Supporting components
| Component | Manifest | Why it exists |
|---|---|---|
| reflexion-ai-server | agents/ai-server.yaml | FastAPI service: hypothesis engine, healing API, metrics. port: 8000 |
| reflexion-executor | agents/executor.yaml | Validates and executes remediation actions with SLO + blast radius guardrails |
| reflexion-frontend | agents/frontend.yaml | Next.js dashboard. port: 3000, ingress: app.reflexion.frakma.io |
| qdrant | qdrant.yaml | Vector DB for semantic recipe search. Raw k8s — not a WarbleApp. |
The WarbleApp reconciler hardcoded port 8080 in its first version. ai-server runs on 8000 and frontend on 3000. Rather than forcing a PORT=8080 env var hack on every non-standard service, we added a port: field to the CRD spec so the reconciler wires the Service and Ingress backend to the right port natively.
Observability
Each component is scraped by Prometheus.

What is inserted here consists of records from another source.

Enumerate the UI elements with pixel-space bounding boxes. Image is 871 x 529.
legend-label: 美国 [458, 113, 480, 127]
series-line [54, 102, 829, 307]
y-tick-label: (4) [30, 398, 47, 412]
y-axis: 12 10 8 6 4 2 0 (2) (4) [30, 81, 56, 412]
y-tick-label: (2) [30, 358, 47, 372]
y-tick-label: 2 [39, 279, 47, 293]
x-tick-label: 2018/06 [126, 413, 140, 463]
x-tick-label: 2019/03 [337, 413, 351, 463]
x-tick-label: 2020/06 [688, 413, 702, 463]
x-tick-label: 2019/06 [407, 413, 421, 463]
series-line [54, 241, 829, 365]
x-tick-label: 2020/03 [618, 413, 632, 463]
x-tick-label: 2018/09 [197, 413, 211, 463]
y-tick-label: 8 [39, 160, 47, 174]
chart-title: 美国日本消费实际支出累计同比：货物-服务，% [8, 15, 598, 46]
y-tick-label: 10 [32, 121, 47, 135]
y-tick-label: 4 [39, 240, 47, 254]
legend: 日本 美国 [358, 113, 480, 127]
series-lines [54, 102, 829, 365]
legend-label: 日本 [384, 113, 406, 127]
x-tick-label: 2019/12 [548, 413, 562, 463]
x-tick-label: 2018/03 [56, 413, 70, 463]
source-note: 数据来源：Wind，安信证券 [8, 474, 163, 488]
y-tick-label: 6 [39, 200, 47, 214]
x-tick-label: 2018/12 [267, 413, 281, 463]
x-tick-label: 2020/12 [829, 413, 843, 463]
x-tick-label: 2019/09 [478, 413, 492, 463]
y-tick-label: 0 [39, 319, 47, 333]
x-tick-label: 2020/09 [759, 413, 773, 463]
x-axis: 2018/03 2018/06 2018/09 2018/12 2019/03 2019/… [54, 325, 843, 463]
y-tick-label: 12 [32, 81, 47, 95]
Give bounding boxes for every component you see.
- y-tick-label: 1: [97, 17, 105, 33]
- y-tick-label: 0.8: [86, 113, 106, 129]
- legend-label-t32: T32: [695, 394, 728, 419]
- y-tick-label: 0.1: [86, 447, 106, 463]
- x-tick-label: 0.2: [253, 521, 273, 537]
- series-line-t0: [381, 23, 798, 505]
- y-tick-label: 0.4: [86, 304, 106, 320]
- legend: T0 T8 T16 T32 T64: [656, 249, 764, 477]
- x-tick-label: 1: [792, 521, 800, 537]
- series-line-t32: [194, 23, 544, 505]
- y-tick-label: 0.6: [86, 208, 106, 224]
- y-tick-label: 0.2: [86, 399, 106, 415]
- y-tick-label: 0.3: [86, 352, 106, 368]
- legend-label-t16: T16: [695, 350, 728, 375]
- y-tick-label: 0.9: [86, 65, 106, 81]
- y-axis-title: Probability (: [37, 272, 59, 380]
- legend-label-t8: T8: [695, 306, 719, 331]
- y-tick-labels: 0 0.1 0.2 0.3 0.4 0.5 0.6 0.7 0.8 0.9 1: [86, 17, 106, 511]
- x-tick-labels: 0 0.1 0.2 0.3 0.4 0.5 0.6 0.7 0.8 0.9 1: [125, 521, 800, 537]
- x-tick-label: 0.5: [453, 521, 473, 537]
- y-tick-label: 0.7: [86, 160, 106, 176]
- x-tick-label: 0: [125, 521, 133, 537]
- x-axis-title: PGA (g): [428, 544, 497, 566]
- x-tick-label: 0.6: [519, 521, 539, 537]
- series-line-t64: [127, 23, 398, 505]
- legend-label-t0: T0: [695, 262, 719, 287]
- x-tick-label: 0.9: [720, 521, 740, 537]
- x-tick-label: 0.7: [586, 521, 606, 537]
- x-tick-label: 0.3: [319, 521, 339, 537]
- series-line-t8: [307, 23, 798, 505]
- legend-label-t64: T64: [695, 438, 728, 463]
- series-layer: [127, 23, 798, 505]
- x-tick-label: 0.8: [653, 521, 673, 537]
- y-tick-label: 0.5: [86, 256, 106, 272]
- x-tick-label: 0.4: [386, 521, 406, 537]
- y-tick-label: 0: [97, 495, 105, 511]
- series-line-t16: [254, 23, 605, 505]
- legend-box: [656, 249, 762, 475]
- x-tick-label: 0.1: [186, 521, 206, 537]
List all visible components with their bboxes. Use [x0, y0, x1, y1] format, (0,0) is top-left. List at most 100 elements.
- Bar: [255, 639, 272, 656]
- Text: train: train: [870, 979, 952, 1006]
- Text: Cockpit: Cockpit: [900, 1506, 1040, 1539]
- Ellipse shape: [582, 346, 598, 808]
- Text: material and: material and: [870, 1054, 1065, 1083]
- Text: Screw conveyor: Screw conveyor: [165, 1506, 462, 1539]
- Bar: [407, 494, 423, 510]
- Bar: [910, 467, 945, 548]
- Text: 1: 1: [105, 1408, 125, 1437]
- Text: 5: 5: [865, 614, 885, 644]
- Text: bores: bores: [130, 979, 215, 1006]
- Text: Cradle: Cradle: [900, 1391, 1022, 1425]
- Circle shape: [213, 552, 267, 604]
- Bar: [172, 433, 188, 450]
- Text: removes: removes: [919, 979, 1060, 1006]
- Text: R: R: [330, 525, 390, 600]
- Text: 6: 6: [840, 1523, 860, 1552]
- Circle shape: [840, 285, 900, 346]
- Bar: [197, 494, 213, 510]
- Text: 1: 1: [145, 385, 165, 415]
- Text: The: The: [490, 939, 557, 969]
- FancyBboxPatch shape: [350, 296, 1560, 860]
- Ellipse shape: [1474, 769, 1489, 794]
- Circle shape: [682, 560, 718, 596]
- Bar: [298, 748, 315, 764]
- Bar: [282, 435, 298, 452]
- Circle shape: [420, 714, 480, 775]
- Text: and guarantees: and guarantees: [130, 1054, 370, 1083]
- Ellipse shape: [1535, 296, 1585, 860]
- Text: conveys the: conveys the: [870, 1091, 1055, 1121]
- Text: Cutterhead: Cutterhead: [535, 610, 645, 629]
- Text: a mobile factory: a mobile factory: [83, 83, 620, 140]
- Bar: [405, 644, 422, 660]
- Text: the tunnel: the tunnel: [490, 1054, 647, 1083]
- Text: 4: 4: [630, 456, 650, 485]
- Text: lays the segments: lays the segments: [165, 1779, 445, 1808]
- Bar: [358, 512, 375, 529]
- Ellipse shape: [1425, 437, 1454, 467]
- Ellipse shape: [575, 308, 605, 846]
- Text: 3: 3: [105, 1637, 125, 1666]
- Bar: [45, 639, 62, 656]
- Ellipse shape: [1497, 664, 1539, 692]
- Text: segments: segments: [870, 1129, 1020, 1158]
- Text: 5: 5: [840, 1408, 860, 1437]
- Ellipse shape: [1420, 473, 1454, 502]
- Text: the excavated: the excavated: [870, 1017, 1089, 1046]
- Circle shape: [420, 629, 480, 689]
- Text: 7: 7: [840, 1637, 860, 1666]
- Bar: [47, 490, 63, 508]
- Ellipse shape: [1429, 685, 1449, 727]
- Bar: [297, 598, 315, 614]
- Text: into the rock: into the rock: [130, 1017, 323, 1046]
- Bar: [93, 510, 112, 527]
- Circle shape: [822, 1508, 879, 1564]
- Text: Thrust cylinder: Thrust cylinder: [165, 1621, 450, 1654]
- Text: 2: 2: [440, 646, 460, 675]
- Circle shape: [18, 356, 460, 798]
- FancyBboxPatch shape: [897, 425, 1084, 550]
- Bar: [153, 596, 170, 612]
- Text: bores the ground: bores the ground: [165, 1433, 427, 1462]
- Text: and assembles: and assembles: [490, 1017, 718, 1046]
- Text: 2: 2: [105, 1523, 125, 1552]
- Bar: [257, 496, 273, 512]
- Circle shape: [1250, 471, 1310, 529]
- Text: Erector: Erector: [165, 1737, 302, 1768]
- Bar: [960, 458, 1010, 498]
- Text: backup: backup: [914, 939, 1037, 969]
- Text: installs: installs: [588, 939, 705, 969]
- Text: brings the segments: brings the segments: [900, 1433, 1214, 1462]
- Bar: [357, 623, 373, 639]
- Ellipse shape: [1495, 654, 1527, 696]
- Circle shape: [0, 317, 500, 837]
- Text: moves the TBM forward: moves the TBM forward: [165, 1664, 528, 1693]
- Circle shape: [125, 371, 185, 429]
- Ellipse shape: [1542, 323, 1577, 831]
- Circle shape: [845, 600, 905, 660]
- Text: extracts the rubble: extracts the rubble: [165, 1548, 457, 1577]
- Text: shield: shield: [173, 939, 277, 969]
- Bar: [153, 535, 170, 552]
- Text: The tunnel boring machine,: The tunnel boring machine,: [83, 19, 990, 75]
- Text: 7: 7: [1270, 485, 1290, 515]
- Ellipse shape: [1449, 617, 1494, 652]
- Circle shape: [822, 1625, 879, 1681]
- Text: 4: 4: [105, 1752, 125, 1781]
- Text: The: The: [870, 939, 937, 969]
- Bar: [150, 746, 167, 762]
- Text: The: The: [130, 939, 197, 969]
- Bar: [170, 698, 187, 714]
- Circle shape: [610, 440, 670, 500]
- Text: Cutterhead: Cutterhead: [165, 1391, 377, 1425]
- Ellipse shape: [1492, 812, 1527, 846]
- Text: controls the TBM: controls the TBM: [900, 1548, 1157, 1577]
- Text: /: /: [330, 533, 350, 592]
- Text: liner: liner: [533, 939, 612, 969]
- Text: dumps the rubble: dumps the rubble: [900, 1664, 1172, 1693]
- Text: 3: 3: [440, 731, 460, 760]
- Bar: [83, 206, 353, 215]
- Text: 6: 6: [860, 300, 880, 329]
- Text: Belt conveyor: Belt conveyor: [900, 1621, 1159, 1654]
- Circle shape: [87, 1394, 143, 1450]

Grafana dashboards track:
- Incident volume and resolution rate by severity
- Actor LLM latency (p50/p99) by provider
- Critic rejection rate — high rejection = Actor producing unsafe hypotheses
- Executor action success/failure + rollback rate
- Token cost per incident (from OpenFaaS function logs)
The cost dashboard is how we validated the Groq variant: same resolution rate, $0.003 per incident vs $0.031 on Vertex-only — a 10× cost reduction with no measurable quality difference on the incidents we tested.
Lessons learned
- Separate Actor from Critic early. The temptation is to use one model for everything. Separating them lets you cost-optimise the Actor without compromising the safety guarantees of the Critic.
- Provider-neutral LLM abstraction pays off immediately. The
internal/llmGo interface — justGenerate(ctx, prompt)— took one afternoon to build and made swapping providers trivial. - WarbleApp CRD eliminates deployment boilerplate. Three variants, zero hand-written Deployment or Service YAMLs. The reconciler handles it all.
- GitOps means every provider switch is auditable. The Argo CD diff shows exactly what changed, who approved it, and when.